Die Rentenhöhe ist vor allem an die im Laufe des Lebens einbezahlten Beiträge gebunden. Dafür erhält der Beitragszahler Entgeltpunkte gutgeschrieben. Kindererziehungszeiten werden wie Pflichtbeitragszeiten eines Durchschnittsverdieners bewertet. Für jedes vor dem 1. Januar 1992 geborene Kind werden zwölf Monate und jedes nach dem 31. Dezember 1991 geborene Kind 36 Monate ab der Geburt als Pflichtbeitragszeit für die erziehende Mutter oder den Vater anerkannt. Für beitragsfreie Zeiten sowie für beitragsgeminderte Zeiten (z. B. nachgewiesene Zeiten einer beruflichen Ausbildung) werden noch Zuschläge gezahlt. Die Höhe dieser Zuschläge wird über die so genannte Gesamtleistungsbewertung errechnet. Die Rente wird nach der Rentenformel berechnet, indem der aktuelle Rentenwert mit den Entgeltpunkten, dem Zugangsfaktor und dem Rentenartfaktor multipliziert wird. Dies ist so in § 64 SGB VI festgeschrieben.
Die Höchstrente, das heißt die höchste denkbar zu erreichende Rente, ergibt sich aus dem gesetzlich festgeschriebenen Maximalwert der jährlich zu erwerbenden Entgeltpunkte und der maximal möglichen Einzahlungsdauer. Derzeit liegt die Höchstrente bei 2200,- Euro brutto. Da jedoch kaum jemand sein Arbeitsleben frühest möglich und gleichzeitig mit dem höchstmöglichen Einzahlungsbetrag beginnt, ist diese Höchstrente als Wert nur von theoretischem Interesse. Relevanter als Orientierung für das allgemeine Rentenniveau ist der so genannte Eckrentner, eine fiktive Person, die 45 Jahre lang aus einem Durchschnittseinkommen Beiträge bezahlt, mit 65 Jahren in Rente geht bzw. gegangen ist und somit Anspruch auf den Erhalt einer Eckrente erworben hat.
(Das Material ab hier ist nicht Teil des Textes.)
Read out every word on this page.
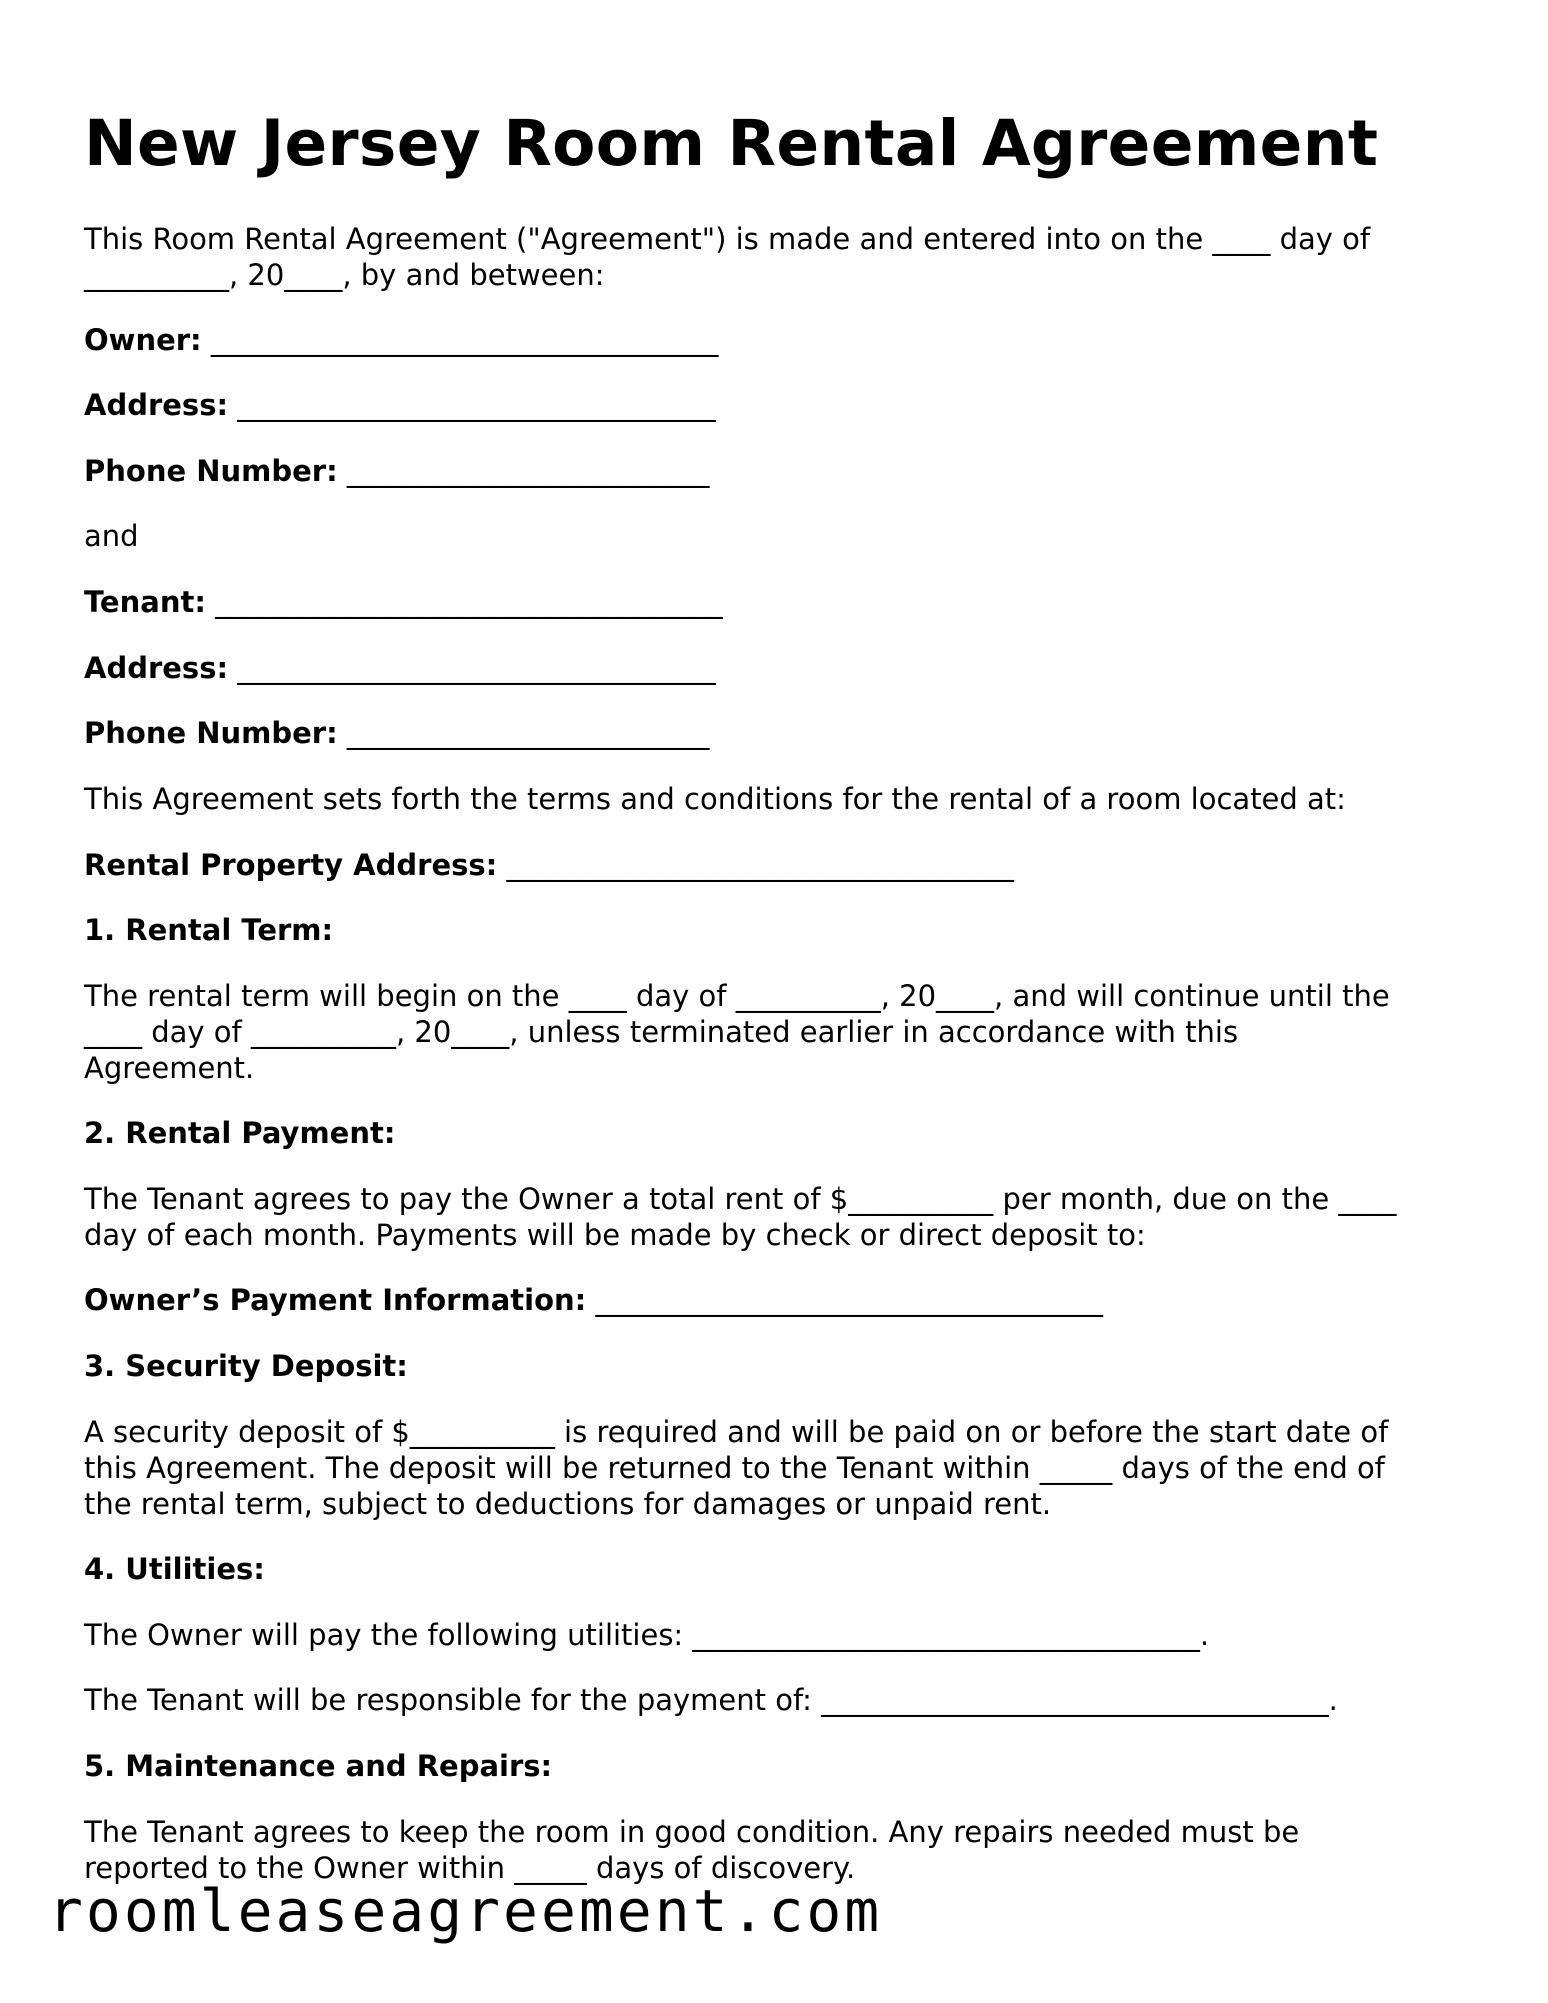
New Jersey Room Rental Agreement
This Room Rental Agreement ("Agreement") is made and entered into on the ____ day of
__________, 20____, by and between:

Owner: ___________________________________

Address: _________________________________

Phone Number: _________________________

and

Tenant: ___________________________________

Address: _________________________________

Phone Number: _________________________

This Agreement sets forth the terms and conditions for the rental of a room located at:

Rental Property Address: ___________________________________

1. Rental Term:
The rental term will begin on the ____ day of __________, 20____, and will continue until the
____ day of __________, 20____, unless terminated earlier in accordance with this
Agreement.
2. Rental Payment:
The Tenant agrees to pay the Owner a total rent of $__________ per month, due on the ____
day of each month. Payments will be made by check or direct deposit to:

Owner’s Payment Information: ___________________________________

3. Security Deposit:
A security deposit of $__________ is required and will be paid on or before the start date of
this Agreement. The deposit will be returned to the Tenant within _____ days of the end of
the rental term, subject to deductions for damages or unpaid rent.
4. Utilities:

The Owner will pay the following utilities: ___________________________________.

The Tenant will be responsible for the payment of: ___________________________________.

5. Maintenance and Repairs:
The Tenant agrees to keep the room in good condition. Any repairs needed must be
reported to the Owner within _____ days of discovery.
roomleaseagreement.com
Nicht verwechselt werden darf die Eckrente mit der Durchschnittsrente, welche von der Eckrente abweichen kann und abweicht.
Im Durchschnitt bekommen Männer in den alten Bundesländern derzeit eine gesetzliche Altersrente von 985 €, in den neuen Bundesländern sind es 1060 €. Frauen in Westdeutschland bekommen derzeit im Durchschnitt eine Altersrente von 490 €, in Ostdeutschland sind es 705 €. Das Modell klingt nicht nur umständlich. Es ist so. Dazu kommen allerdings willkürliche Beschränkungen mehrerer Faktoren.
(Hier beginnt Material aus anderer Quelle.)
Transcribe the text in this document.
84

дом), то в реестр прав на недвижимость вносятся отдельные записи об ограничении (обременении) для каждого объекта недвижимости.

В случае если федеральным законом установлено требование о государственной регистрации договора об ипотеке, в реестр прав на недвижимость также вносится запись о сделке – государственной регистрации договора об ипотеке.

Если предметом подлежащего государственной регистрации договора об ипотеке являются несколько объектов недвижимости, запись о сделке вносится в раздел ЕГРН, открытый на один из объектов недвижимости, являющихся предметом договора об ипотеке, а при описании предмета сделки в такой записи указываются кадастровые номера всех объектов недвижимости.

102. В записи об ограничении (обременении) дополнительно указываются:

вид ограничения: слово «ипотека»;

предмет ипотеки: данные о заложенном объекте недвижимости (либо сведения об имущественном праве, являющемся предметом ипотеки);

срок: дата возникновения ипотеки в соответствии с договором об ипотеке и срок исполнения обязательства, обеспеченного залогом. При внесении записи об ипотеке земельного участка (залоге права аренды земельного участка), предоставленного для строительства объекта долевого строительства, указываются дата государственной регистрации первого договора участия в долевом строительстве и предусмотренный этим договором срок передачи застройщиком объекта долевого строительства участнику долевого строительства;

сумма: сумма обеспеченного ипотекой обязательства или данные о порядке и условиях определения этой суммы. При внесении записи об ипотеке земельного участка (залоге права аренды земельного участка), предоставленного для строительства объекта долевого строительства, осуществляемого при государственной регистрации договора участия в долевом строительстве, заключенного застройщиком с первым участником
• Das Rentenalter wurde 2006 von 65 Jahren auf 67 heraufgesetzt.

• Seit 2005 werden die Renten in zunehmendem Maße besteuert. Das wird sich wohl nicht so dramatisch auswirken, da auch die Freibeträge angehoben werden und die meisten RentnerInnen keine hohen Renten haben. Allerdings werden Zuverdienste mit einbezogen.

• Die Rentenhöhe wird per Gesetz abgesenkt. Aufgrund verschiedener Reformen, insbesondere im Jahr 2001 das Altersvermögensergänzungsgesetz und im Jahr 2004 das RV-Nachhaltigkeitsgesetz, wird das Leistungsniveau der Gesetzlichen Rentenversicherung bis 2030 um rund 20 Prozent sinken. Das Mindestsicherungsniveau für das Rentenniveau Netto vor Steuern liegt bis zum Jahr 2020 bei 46 Prozent und bis zum Jahr 2030 bei 43 Prozent.